La muerte significaba una fotografía. Era así de sencillo y poco doloroso. Observaba aquellos álbumes donde una mujer joven sonreía, y aquella imagen significaba no existir o existir sólo en el recuerdo, poca cosa. Por eso le gustaba volver las hojas y ver en ellas aquellos ojos que se parecían a los suyos y que nunca hacían preguntas. En realidad, era ella la que interrogaba a los demás. Durante años se dedicó a investigar el pasado. Hacía preguntas al tío cuando lo encontraba de buen humor, a la tía, que le respondía nerviosa y cambiante como el viento, e incluso a Miquel, que hacía muchos años que conocía aquella familia. Nunca sacó nada en claro respecto a los hechos que precedieron su llegada al mundo. La única respuesta eran los álbumes, unos trozos de cartón donde siempre aparecían las mismas escenas. El resto era una vieja historia hecha de verdades a medias y de alguna mentira que le contaron en el pueblo. La gente comentaba esta historia de vez en cuando y, aunque todo el mundo callaba al advertir su presencia, ella recogía los fragmento«y les daba color. A partir del comentario de uno o de la confidencia de otro, con las cuatro frases que robaba de una conversación escuchada al azar, reconstruía lo que debió de suceder y llenaba los espacios en blanco de cada silencio.

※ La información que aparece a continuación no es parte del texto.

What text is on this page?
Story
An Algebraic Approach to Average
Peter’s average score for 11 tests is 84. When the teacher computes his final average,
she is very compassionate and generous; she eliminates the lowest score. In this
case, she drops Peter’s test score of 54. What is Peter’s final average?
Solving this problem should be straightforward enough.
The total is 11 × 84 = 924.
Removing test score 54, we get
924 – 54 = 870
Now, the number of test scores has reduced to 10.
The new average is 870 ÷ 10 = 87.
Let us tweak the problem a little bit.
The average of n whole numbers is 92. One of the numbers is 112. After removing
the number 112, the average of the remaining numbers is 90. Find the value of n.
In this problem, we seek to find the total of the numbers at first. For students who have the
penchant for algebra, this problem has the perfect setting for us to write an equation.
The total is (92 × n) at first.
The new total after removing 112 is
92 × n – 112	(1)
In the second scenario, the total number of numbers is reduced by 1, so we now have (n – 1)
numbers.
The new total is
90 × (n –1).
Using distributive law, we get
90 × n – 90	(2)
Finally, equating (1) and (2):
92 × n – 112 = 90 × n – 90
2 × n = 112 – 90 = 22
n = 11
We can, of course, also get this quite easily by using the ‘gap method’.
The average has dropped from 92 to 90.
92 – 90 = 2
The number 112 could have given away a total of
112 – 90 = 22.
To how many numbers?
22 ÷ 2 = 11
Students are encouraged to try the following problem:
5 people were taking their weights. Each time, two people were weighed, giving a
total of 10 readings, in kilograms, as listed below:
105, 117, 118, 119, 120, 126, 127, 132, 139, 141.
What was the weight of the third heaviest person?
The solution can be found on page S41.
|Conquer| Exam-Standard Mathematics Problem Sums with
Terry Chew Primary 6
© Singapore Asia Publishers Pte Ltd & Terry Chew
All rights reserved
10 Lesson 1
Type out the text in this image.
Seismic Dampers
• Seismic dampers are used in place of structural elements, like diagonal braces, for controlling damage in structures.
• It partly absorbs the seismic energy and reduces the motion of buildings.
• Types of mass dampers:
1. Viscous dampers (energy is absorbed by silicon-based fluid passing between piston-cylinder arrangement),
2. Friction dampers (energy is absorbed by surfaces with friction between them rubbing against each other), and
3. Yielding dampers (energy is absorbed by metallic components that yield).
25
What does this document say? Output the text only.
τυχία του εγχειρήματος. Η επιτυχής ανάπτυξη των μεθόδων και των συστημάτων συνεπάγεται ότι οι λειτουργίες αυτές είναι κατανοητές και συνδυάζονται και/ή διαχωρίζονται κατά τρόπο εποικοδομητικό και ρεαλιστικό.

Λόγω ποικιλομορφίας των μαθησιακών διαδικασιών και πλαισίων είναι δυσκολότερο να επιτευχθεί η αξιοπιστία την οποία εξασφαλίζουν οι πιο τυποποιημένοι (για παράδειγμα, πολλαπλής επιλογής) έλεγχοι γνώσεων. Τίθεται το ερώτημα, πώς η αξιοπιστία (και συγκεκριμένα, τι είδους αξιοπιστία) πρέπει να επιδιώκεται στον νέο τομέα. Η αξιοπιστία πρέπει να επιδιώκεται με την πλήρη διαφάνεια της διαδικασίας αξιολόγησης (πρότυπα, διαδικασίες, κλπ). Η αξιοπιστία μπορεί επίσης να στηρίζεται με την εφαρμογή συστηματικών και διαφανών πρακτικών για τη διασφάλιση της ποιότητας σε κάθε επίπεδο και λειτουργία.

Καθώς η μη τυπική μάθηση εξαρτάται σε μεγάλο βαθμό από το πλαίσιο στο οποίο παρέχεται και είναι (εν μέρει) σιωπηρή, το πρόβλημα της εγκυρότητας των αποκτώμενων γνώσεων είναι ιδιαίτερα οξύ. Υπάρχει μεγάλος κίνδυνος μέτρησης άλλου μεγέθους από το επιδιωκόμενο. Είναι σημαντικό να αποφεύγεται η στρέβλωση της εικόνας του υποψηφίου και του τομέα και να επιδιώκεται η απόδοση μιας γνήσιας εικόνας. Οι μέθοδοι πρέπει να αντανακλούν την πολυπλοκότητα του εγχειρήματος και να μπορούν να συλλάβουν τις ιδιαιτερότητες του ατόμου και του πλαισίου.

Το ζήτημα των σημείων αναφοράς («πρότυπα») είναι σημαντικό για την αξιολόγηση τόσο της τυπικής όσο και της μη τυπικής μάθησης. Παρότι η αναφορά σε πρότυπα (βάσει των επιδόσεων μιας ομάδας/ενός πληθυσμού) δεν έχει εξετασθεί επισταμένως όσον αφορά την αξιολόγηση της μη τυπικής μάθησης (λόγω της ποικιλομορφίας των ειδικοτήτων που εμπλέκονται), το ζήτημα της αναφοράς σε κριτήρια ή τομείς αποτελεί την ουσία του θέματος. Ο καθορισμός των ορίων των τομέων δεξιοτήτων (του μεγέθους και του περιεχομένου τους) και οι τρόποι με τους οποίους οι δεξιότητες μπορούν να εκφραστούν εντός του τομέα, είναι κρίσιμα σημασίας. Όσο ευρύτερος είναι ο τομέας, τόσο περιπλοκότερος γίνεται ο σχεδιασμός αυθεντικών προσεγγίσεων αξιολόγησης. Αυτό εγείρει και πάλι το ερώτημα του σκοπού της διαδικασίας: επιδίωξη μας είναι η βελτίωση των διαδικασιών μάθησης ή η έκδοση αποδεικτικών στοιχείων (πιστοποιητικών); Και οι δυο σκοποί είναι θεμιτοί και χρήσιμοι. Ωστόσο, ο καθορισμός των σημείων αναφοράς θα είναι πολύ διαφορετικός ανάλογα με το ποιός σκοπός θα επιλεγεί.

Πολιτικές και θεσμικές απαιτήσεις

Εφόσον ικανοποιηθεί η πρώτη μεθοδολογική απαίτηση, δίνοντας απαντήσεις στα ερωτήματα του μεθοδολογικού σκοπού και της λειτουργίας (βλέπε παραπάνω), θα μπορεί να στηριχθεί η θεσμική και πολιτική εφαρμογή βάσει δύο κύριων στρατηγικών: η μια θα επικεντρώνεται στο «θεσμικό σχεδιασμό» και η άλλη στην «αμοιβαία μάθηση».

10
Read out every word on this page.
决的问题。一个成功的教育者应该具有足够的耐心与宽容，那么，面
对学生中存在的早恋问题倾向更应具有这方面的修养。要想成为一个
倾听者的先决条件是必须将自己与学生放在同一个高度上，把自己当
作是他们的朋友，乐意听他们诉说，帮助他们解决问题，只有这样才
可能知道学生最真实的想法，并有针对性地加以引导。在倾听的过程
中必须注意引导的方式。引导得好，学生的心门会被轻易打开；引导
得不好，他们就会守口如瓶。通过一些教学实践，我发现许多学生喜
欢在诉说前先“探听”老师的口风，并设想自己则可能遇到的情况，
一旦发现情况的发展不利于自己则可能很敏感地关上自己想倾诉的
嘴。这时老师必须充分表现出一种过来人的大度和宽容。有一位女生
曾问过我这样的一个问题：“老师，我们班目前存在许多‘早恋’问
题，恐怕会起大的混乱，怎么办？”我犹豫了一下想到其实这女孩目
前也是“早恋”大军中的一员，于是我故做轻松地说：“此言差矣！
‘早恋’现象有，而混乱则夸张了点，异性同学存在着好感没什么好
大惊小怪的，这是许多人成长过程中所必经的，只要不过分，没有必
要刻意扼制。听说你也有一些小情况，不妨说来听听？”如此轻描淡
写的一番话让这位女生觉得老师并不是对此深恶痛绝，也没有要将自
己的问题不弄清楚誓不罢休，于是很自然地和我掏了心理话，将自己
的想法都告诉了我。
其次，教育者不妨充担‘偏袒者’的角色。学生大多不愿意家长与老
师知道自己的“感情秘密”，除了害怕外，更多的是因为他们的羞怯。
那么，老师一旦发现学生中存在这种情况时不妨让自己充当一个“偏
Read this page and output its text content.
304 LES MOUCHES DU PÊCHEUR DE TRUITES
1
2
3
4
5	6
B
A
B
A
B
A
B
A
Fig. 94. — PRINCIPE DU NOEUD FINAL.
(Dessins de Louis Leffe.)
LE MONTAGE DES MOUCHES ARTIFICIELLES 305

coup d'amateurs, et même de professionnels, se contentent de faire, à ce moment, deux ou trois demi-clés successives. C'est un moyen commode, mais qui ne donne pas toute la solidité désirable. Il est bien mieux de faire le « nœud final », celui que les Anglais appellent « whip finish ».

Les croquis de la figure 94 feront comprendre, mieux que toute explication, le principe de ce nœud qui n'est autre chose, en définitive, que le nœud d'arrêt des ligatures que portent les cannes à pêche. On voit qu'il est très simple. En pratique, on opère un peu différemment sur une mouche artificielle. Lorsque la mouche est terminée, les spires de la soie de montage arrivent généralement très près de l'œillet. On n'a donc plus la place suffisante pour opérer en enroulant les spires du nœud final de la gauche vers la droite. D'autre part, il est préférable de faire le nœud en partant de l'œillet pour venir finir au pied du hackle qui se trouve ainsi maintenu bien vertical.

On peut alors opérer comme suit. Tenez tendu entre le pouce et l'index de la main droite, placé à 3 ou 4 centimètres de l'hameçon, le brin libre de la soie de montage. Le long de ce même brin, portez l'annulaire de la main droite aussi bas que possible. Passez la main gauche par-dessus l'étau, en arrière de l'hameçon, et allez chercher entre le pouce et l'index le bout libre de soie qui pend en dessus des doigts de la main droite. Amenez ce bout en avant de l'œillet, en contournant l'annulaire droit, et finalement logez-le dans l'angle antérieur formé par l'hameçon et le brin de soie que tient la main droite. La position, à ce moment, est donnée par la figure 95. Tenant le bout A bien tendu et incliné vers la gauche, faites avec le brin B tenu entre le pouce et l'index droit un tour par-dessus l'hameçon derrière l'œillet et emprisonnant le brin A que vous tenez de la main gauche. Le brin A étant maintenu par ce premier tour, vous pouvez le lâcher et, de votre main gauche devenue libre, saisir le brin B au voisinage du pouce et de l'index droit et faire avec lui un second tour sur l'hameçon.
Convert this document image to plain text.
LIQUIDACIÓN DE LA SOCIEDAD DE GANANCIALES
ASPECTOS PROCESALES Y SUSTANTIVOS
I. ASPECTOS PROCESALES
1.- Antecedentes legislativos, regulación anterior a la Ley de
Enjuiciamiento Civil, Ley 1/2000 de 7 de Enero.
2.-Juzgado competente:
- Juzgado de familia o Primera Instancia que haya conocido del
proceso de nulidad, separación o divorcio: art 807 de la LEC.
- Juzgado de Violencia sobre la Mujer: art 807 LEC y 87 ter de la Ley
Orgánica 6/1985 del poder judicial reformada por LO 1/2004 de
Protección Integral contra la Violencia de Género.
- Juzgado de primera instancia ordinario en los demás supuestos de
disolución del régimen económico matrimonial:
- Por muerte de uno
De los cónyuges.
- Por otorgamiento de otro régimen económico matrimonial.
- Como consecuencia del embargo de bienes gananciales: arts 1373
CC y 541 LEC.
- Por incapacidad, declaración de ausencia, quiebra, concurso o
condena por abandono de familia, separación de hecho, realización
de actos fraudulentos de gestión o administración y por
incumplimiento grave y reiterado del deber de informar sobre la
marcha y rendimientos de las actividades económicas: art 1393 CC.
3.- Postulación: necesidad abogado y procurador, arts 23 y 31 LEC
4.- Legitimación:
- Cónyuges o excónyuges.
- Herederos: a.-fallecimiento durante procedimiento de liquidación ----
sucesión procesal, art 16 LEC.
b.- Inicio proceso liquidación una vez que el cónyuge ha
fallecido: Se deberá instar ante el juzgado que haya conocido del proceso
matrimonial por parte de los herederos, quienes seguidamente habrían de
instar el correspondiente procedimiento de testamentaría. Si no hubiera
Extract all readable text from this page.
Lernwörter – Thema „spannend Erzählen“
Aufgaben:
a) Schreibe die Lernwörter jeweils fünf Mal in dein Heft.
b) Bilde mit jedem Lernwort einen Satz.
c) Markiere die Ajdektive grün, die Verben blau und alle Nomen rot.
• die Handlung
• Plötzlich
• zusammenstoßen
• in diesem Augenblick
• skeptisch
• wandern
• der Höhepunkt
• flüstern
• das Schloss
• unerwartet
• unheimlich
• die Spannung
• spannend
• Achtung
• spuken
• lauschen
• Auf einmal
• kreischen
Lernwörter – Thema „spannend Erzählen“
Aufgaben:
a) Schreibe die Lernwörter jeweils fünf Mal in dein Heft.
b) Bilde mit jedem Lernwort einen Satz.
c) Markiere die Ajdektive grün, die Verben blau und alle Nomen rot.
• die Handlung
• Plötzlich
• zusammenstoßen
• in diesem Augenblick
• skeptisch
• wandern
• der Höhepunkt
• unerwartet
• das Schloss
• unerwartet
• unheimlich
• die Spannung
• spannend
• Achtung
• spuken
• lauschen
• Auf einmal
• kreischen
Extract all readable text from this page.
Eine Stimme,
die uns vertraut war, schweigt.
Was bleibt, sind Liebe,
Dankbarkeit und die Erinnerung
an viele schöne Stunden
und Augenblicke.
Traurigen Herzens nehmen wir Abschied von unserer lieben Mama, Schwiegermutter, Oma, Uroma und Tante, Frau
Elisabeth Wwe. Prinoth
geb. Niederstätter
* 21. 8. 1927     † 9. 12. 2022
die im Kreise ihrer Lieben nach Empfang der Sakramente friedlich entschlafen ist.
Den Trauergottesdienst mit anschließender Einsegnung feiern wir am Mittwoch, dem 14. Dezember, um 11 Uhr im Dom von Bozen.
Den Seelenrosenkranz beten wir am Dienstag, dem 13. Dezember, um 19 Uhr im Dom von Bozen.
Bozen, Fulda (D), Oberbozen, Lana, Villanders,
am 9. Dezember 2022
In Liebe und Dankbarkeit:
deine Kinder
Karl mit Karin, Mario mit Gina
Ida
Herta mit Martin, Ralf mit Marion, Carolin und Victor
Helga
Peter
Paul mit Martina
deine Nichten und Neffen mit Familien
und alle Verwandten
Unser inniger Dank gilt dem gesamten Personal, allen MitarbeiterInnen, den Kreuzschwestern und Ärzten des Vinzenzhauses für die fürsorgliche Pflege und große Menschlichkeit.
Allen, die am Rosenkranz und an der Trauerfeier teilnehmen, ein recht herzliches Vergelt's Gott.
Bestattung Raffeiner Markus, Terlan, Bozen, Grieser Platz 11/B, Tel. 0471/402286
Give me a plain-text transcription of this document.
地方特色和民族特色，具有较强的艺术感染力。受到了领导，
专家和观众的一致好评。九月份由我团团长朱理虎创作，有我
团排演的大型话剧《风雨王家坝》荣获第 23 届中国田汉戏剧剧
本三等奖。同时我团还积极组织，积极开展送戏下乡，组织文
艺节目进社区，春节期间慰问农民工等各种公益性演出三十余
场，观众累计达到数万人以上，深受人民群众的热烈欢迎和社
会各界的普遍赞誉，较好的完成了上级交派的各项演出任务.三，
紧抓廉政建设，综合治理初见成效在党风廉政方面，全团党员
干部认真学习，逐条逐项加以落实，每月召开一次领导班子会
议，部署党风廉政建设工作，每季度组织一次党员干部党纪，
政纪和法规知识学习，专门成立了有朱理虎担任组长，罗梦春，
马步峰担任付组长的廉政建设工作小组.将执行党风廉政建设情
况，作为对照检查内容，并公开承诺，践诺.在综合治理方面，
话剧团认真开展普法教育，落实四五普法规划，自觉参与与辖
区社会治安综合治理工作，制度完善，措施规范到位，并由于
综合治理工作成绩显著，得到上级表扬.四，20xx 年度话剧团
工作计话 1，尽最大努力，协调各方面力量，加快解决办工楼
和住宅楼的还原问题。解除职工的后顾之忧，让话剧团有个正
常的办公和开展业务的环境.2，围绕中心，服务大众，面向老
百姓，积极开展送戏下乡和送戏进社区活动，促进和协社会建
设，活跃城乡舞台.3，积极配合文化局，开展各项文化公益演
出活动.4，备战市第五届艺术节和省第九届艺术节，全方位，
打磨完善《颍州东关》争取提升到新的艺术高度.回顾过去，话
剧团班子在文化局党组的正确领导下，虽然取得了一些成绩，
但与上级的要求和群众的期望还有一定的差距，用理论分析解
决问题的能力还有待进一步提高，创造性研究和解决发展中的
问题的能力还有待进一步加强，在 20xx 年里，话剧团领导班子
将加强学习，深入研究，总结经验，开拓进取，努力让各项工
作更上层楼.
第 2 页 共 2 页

Los tíos le dijeron que su madre murió joven, poco después de nacer ella. Hablaban de una larga enfermedad, pero no contaban muchas cosas más. Los detalles debía descubrirlos ella sola. Quizá en el álbum donde había una imagen exacta de ella. Una imagen algo amarillenta a causa del tiempo, tintada con los colores de las sombras, que servía para explicarle cómo había sido. Una figura que sólo quería decir muerte pero que todavía mostraba, a pesar de los años y del color amarillo del papel, unos ojos casi tan llenos de dudas como los suyos.

En las fotografías aparecían otras personas al lado de aquella chica. Estaba la tía, rejuvenecida de repente, con un paraguas abierto o un libro entre sus manos porque no podía evitar sentirse tensa ante la cámara y necesitaba el contacto de algún objeto que la salvara de aquella proximidad. Era curioso que con los años no hubiera perdido la manía de encogerse ante las cámaras y, en cambio, no conservara ni una brizna de su encanto de antes. Le parecía una broma de mal gusto. Debió de haber un malentendido —tal vez se trataba de una bruja malvada, o quizá sorda— porque tan sólo le permitió eternizar el miedo que le producía un objetivo.

Aparecían también las amigas de las dos hermanas, unas esbeltas adolescentes convertidas hoy en floridas matronas. Estaban los abuelos con su rostro arrugado y los puños de la camisa o del vestido blanquísimos. También estaba el tío Martí, con su bigote recortado. Le gustaba el tío de antes. Le recordaba aquel soldadito de plomo que los primos guardaban entre sus juguetes, más tieso que un huso, con la mirada alerta.

En algunos de los retratos, el tío aparecía junto a su madre y su tía. Eran fotografías de grupo donde los tres parecían felices. Algunas estaban tomadas en el jardín de aquella misma casa, bajo las arcadas del porche. Siempre aparecía el mismo trozo de cielo, a veces nublado, otras muy despejado, y un sauce. Una vez, cuando era niña, se entretuvo en manchar las imágenes. Tuvo que preparar la operación con cuidado: espió los pasos del tío —aquel que no se parecía en nada al hombre del papel porque, estaba convencida, lo habían cambiado por otro, aunque nadie más que ella se hubiera dado cuenta del cambio—, abrió los cajones de la mesa de su despacho, donde nunca entraba porque a aquel sustituto no le gustaba que hurgaran en sus carpetas, y encontró el botecito de tinta negra, que de tan oscura se parecía a la sangre de la rodilla de Guillem el día en que cayó y dejó que la herida se secara ante sus ojos maravillados, hasta que el rojo se volvió oscuro a más no poder.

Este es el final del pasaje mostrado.